Bali on Kodak Gold

Bali on Kodak Gold

Bali is one of those places that seems impossible to photograph honestly.

Everywhere you look there are postcard scenes waiting to happen: perfect beaches, impossibly green rice fields, temples, sunsets and infinity pools. It’s easy to come home with a roll full of proof that you were there, and very little of how it felt.

I spent most of this roll looking for smaller moments.

The shimmer of koi beneath a broken reflection. A tunnel of palms beyond a rice field. The surface of a swimming pool turning a familiar figure into something abstract. Children standing at the edge of the sea, watching boats disappear towards the horizon.

Kodak Gold felt perfectly suited to Bali. The film softened the intensity of the tropical light and gave the greens and blues a gentler character than I expected. The colours feel less like reality and more like memory, which is perhaps what travel photography becomes anyway.
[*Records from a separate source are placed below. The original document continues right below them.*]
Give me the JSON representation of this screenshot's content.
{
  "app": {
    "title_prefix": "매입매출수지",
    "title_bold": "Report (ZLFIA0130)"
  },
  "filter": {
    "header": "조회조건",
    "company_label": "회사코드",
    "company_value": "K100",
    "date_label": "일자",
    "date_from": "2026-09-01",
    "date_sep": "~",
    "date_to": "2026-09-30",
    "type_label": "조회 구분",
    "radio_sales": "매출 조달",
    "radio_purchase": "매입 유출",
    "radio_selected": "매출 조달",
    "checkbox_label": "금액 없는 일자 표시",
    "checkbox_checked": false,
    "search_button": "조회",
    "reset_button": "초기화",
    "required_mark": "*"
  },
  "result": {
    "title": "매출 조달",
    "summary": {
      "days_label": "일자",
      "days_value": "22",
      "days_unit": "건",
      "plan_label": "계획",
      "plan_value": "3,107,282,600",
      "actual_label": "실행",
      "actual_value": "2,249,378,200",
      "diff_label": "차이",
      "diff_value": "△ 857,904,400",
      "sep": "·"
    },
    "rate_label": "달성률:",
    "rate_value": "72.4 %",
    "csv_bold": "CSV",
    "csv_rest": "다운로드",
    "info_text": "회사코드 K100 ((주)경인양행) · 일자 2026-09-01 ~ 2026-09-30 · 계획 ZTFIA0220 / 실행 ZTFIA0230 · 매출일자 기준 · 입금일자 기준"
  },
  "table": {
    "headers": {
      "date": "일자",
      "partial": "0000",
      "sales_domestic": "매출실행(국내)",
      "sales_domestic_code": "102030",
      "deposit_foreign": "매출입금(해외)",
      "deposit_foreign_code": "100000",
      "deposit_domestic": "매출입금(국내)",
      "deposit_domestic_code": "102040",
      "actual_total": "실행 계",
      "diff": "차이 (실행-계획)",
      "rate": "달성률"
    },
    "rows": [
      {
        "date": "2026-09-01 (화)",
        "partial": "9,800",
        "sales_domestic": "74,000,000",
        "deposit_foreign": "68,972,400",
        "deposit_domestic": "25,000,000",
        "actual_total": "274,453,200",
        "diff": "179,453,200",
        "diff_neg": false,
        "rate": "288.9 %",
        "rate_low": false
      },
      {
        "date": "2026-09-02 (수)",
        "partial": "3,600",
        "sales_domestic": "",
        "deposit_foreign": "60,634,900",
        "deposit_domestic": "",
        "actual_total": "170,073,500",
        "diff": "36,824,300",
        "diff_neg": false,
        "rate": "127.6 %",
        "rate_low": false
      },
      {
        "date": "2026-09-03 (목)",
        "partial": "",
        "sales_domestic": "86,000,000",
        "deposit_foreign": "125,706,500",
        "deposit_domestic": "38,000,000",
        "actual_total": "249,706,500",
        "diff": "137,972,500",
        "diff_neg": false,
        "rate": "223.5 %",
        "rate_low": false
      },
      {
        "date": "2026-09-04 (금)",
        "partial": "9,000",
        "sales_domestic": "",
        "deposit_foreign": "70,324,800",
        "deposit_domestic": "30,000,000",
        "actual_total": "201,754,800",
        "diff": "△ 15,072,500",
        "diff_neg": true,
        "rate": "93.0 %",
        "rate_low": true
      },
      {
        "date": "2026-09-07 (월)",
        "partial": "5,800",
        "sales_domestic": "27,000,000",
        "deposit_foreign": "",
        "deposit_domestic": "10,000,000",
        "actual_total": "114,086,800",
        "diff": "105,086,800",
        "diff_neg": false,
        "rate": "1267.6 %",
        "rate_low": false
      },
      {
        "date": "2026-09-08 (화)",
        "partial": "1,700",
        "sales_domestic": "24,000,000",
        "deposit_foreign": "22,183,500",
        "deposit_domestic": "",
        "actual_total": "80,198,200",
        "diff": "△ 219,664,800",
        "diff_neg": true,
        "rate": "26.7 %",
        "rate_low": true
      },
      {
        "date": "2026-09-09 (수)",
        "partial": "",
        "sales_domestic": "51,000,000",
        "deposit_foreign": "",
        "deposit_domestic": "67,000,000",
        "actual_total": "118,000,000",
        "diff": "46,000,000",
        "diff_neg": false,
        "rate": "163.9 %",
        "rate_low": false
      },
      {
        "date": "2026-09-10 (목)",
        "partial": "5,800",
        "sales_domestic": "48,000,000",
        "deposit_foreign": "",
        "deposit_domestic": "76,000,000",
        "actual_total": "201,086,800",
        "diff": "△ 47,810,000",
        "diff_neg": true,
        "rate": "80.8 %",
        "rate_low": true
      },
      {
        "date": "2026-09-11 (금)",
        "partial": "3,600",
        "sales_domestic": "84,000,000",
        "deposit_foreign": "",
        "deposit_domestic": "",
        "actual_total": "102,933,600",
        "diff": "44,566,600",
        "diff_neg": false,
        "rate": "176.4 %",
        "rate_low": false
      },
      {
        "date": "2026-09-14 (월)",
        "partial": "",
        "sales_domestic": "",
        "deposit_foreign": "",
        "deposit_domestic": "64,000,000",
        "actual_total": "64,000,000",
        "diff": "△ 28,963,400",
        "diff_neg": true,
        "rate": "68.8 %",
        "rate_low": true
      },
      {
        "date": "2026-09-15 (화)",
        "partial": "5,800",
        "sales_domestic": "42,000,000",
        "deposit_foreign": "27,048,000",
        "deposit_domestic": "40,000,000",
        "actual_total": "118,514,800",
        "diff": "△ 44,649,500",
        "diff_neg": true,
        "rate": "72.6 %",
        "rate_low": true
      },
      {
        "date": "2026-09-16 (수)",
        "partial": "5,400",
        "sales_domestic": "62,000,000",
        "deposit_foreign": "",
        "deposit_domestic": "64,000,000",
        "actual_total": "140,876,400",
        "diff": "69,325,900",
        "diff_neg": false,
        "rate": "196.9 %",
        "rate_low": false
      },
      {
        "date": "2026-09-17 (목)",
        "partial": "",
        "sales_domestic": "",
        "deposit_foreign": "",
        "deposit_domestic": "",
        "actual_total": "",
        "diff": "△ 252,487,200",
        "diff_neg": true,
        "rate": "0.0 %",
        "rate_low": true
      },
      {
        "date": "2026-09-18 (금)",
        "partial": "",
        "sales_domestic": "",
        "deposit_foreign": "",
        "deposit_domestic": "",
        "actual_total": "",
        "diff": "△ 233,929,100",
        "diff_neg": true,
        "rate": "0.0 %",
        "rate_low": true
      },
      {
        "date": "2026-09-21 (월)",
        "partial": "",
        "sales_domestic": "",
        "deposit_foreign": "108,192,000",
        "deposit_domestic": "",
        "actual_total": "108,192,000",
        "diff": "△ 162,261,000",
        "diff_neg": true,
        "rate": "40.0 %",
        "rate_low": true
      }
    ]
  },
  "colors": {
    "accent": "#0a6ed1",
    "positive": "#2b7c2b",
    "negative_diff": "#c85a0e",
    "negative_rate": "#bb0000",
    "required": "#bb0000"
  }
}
Looking back through the negatives, the photographs that stay with me aren’t necessarily the obvious landscapes. They’re the moments between destinations. The places where water catches light. The brief pause before entering somewhere unfamiliar. The small details that would be easy to walk past without a camera in hand.

Perhaps that’s why I keep returning to film. It encourages a slower way of seeing. Thirty-six exposures isn’t enough to photograph everything, but it’s usually enough to notice what matters.

These photographs are a small selection from a few weeks wandering through Bali with a camera, a couple of rolls of Kodak Gold, and no real plan beyond paying attention.